Where will the Human Genome Project take us?
Research projects, like the international HapMap Project, are currently cataloging and comparing the genomes of humans across relatively tight clusters of human populations. We are learning what the predominant differences in the genetic codes of four distinct populations of African, Asian, and European ancestry. With each of the populations representing variable risk factors for specific diseases and conditions, these comparisons could provide indications of which genes can lead to diseases or protect against diseases (this effort is a minefield of unresolved ethics issues…a topic for another post).
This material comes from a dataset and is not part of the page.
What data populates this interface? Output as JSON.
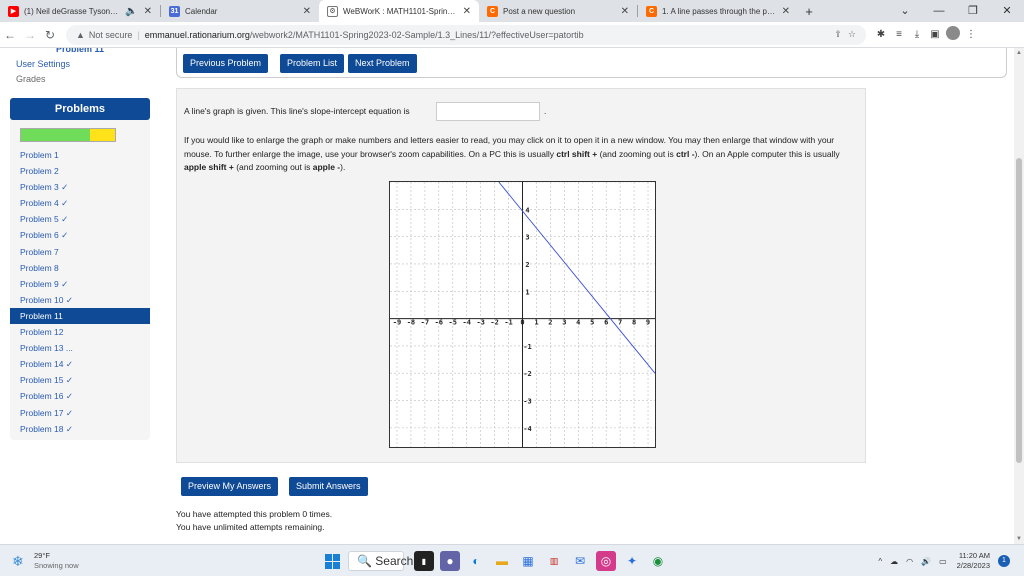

Efforts to take advantage of the ability to map each of our genomes are further confounded by the fact that our genetic codes represent only a small portion of the complexities of our molecular biological systems. The HGP tells us that we have approximately 30,000 genes. Suppositions before the Genome project were that each single gene encodes a single protein . We are left now to wonder how humans are built of approximately 120,000 proteins. To explain this, it must be the case that some genes can be toggled to create more than one gene product. The toggling must be controlled by other genes which might also be “toggle-able”.
The manipulation of genetic circuitry required to treat diseases is almost infinitely complex and requires that major strides are made by researchers who are cataloging the structure and functions of the products of the genome; proteins. This is the study of proteomics (yet another topic for another post).
In the end, like the first moon landing in 1969, the accomplishments of the Human Genome Project represent a huge milestone for humanity. Also, like the first moon landing which only represented a tiny step out into the unfathomable depths of our galaxy, the mapping of the human genome is only a tiny step into the unfathomable complexities of biology and life itself.